Après la guerre, la frustration continue. Le gouvernement choisit le procédé de synthèse de l’ammoniaque de l’ignoble Fritz Haber, créateur des gaz de tranchée  scandaleusement gratifié d’un Prix Nobel, contre le procédé sous très haute pression que Georges Claude met au point à la Grande Paroisse. Encore une immense paternité industrielle, plus un très efficace procédé d’extraction de l’hydrogène… et une impérieuse raison d’acquérir une autorité en politique.

L’infatigable physicien conquiert encore argon, krypton et xénon qui favorisent le prodigieux essor du soudage et de l’éclairage dans le monde entier. Malgré son caractère peu diplomate Georges Claude est enfin élu à l’Académie des Sciences en 1924. Il achète une splendide propriété dans le parc de Richelieu, cinq hectares au cœur de Rueil. Immensément riche – il touche une part confortable des profits de L’Air Liquide – le savant  propose sa fortune pour résoudre la crise économique en France. Econduit, l’admirateur de Jules Verne consacre tous ses moyens et son inépuisable dynamisme à extraire l’énergie thermique des mers, ce qui lui vaut de rocambolesques aventures à Cuba puis à Rio de Janeiro.

Saisi par le démon de la politique, et peut-être du vedettariat, Georges Claude échoue de quelques voix aux législatives de 1928 à Fontainebleau. Ce choc et cette amertume le poussent à se rallier spectaculairement à l’Action Française. Il se lamente des méfaits de Versailles et de l’impuissance de la SDN. Il mène croisade pour la levée des sanctions contre l’Italie, il est récompensé par une médaille de Victor-Emmanuel et par une chaleureuse rencontre avec Mussolini à Rome.
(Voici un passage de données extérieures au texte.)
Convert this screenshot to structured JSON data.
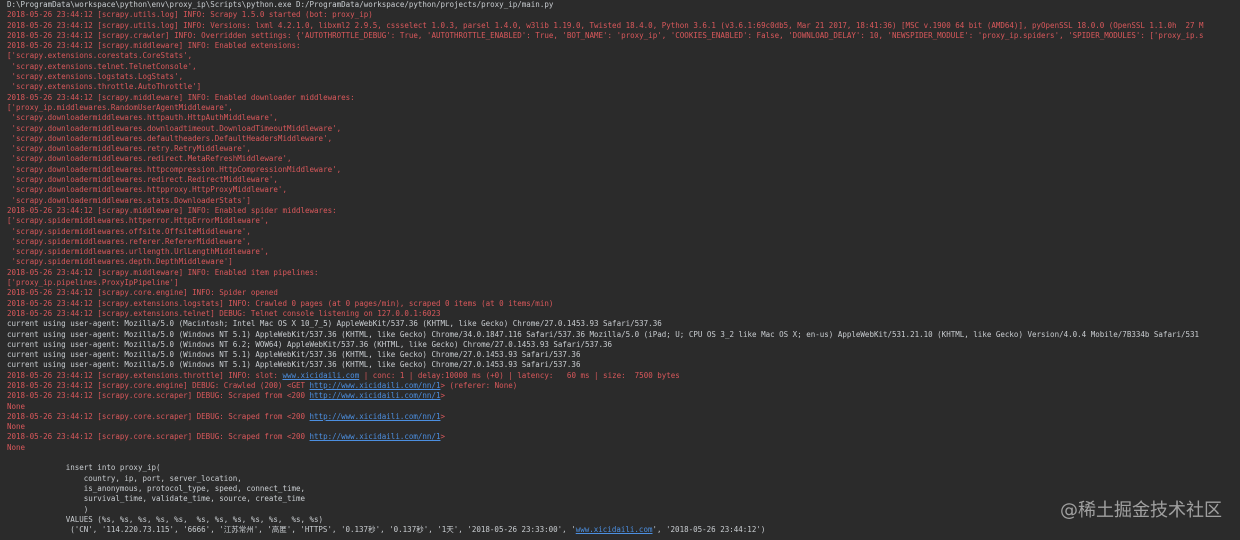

La deuxième guerre surprend l’illustre inventeur à New York où il ne convainc pas les Américains de lutter avec nous. Il rentre précipitamment pour vivre la déroute de notre armée. Alors l’entier patriote jette son immense envie de servir aux pieds de Pétain qui l’enrôle dans ses services de propagande. Avec la ténacité et la naïveté de l’homme de science, il parcourt le pays pour  prôner la collaboration avec Hitler, seule route pour sauver la France. Par trois fois il se lance dans des tournées de conférences orchestrées par la Propaganda Staffel, reproduites par une presse en manque de papier et largement diffusées sur Radio-Paris. Enfermé dans une surdité qui explique sans doute son invraisemblable entêtement, il offre sa vie à l’appui de ses convictions et met en scène son ahurissant suicide en public. Sauvé in extremis, il s’enfonce dans sa fidélité au Maréchal et maintient sa position, même après le débarquement de Normandie.

Cueilli chez lui à la Libération, calomnié par la presse de gauche qui lui attribue l’invention des V-1, il échappe à la mort que réclame le Commissaire du Gouvernement à la Cour de Justice de la Seine. Grâce à quelques beaux témoignages dont celui de Paul Langevin et à son brillant avocat, Maurice Ribet, ‘‘la tête de Lavoisier sauve la sienne’’

Georges Claude ne renonce jamais. Dans sa cellule de Fresnes, l’électricien-physicien-chimiste continue imperturbablement à réfléchir, à chercher, à inventer. Son atroce surdité devient un atout pour s’isoler de ses camarades d’infortune. Après l’air, le feu, la mer, c’est la terre qu’il veut exploiter pour résoudre le grand problème de l’avenir : l’énergie. Libéré en 50, le vieillard continue sa traque à l’énergie et sollicite toutes ses relations pour confirmer ses intuitions par des forages à très grande profondeur.

Amnistié, le savant est submergé par la prise de conscience collective de l’horreur nazie. Il ne réussira pas à sortir de son terrible isolement, ni à retrouver son fauteuil à l’Académie des Sciences. Il meurt dans sa 90ème année, vite recouvert de la chape de silence que coulent tous ceux qu’il a terriblement dérangés et que maintiennent les satisfaits d’une Histoire écrite pour toujours.